Understanding How GenAI Works
Generative AI is the common name for techniques to create new outputs from machine learning models. Generative applications and models are distinguished from other techniques that are designed to classify sources or are merely predictive. Generative AI or GenAI applications can create new outputs like text, images, sounds, or video. These are frequently called synthetic, as in synthetic text or video. GenAI applications are built on special-purpose fine-tuned large, predictive models, some of which are known as large language models or LLMs. These models are artificial neural networks with many billions (or more) of parameters.

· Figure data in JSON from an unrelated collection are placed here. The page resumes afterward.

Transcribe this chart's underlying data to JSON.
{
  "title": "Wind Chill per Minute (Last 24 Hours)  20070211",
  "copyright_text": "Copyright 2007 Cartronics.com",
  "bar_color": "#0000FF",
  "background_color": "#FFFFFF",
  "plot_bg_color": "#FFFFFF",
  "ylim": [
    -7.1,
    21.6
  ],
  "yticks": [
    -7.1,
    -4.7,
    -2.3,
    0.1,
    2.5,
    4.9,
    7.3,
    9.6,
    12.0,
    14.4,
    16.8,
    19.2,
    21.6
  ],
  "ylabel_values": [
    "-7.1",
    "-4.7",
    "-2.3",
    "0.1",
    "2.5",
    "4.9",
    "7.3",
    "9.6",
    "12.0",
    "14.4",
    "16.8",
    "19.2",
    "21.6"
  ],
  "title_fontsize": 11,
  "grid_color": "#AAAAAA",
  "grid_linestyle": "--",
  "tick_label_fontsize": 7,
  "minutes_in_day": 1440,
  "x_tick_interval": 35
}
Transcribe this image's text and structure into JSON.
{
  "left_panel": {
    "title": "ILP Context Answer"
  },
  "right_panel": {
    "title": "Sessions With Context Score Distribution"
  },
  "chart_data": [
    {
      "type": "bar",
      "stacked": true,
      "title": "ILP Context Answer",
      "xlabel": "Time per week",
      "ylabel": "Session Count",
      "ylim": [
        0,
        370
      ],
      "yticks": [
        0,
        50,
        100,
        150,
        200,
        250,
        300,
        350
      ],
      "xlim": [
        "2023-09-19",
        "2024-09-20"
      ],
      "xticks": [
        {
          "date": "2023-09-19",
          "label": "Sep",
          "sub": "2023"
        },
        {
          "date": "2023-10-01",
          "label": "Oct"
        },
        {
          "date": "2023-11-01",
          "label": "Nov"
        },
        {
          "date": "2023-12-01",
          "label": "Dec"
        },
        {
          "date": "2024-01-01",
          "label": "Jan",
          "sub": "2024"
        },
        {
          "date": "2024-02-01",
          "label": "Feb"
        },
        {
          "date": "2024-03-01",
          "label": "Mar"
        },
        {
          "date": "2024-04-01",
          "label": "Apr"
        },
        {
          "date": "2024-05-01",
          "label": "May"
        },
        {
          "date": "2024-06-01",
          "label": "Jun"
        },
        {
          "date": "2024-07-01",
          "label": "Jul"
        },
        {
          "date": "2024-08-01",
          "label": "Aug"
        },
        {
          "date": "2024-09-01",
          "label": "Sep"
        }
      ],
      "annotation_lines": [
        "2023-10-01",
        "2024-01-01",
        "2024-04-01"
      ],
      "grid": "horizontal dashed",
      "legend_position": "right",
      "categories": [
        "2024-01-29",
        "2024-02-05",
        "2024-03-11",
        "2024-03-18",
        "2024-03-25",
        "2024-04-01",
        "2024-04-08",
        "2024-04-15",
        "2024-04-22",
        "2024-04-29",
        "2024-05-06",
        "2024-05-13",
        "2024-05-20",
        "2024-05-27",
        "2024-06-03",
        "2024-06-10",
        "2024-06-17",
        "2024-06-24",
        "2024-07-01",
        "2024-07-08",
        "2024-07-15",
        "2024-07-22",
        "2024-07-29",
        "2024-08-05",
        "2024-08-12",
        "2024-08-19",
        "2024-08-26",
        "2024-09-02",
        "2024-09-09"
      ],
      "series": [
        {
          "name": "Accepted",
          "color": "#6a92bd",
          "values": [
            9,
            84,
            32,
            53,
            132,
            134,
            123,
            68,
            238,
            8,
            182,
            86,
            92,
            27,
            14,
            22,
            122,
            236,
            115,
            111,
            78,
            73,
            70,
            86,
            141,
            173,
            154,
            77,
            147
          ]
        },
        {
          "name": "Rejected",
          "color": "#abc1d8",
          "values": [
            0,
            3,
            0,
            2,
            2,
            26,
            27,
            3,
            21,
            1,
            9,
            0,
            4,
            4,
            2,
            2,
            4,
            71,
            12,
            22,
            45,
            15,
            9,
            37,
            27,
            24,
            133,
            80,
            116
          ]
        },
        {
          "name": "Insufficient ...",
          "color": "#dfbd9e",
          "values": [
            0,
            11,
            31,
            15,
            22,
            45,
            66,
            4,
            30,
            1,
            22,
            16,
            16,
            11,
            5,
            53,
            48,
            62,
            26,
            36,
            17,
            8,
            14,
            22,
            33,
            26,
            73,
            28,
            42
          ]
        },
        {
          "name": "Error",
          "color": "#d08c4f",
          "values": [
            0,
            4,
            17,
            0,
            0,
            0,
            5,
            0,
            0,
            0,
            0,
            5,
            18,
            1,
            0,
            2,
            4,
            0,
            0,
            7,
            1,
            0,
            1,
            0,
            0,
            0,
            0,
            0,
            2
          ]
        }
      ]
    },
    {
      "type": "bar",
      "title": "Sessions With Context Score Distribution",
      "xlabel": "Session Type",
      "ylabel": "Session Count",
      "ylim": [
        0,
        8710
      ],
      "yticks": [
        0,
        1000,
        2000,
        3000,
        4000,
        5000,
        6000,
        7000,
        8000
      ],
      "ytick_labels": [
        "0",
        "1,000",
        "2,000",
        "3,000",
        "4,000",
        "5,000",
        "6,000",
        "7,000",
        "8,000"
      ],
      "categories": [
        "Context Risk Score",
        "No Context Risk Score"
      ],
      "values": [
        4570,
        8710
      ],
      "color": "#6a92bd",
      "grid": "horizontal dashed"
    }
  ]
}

GenAI and chatbots are not knowledge bases and they are not search engines; they can be used to retrieve information from sources of knowledge but they are not designed to accurately answer queries. As instruction fine-tuned models, they are designed to respond to conversational prompts from users. These responses can be remarkable: they can reproduce many familiar genres and transform and manipulate inputs. When prompted for factual information, they may generate correct information or plausible knowledge, but they may also output factually incorrect information.
For text applications, GenAI begins to construct its outputs by way of your input, the prompt. This prompt is wrapped up with some other instructions (system prompt) and fed into the neural network. The outputs are called stochastic because they are iteratively selected from probability values that are returned for each new token (a word or part of a word called a subword). This means that normally you will see slightly different outputs for the same prompt. These outputs are the result of pretraining on very large amounts of text and fine-tuning on many samples of outputs that were preferred by users and the creators of the model.
GenAI applications are best understood as pipelines: a modular and layered technological system made up of multiple components that process input and generate output for the next stage of processing. Your inputs are processed through these multiple stages, some of which are quite opaque and not exposed to users, as part of the GenAI pipeline. What are some of the major components in a contemporary GenAI pipeline? The following diagram illustrates several of these components.
genai-pipeline-01.jpg

Inputs, including system and user prompts (as well as prior responses from the model), are fed into the neural network and outputs are typically generated one token (a word or a piece of a word) at a time. The generation of a token involves the prediction of probability values and the selection from among these values, sometimes the most probable next token but many times from further down the range of probable, which is to say, most likely, tokens. These probabilities are predicted from the many, many samples of token sequences found in training and fine tuning data.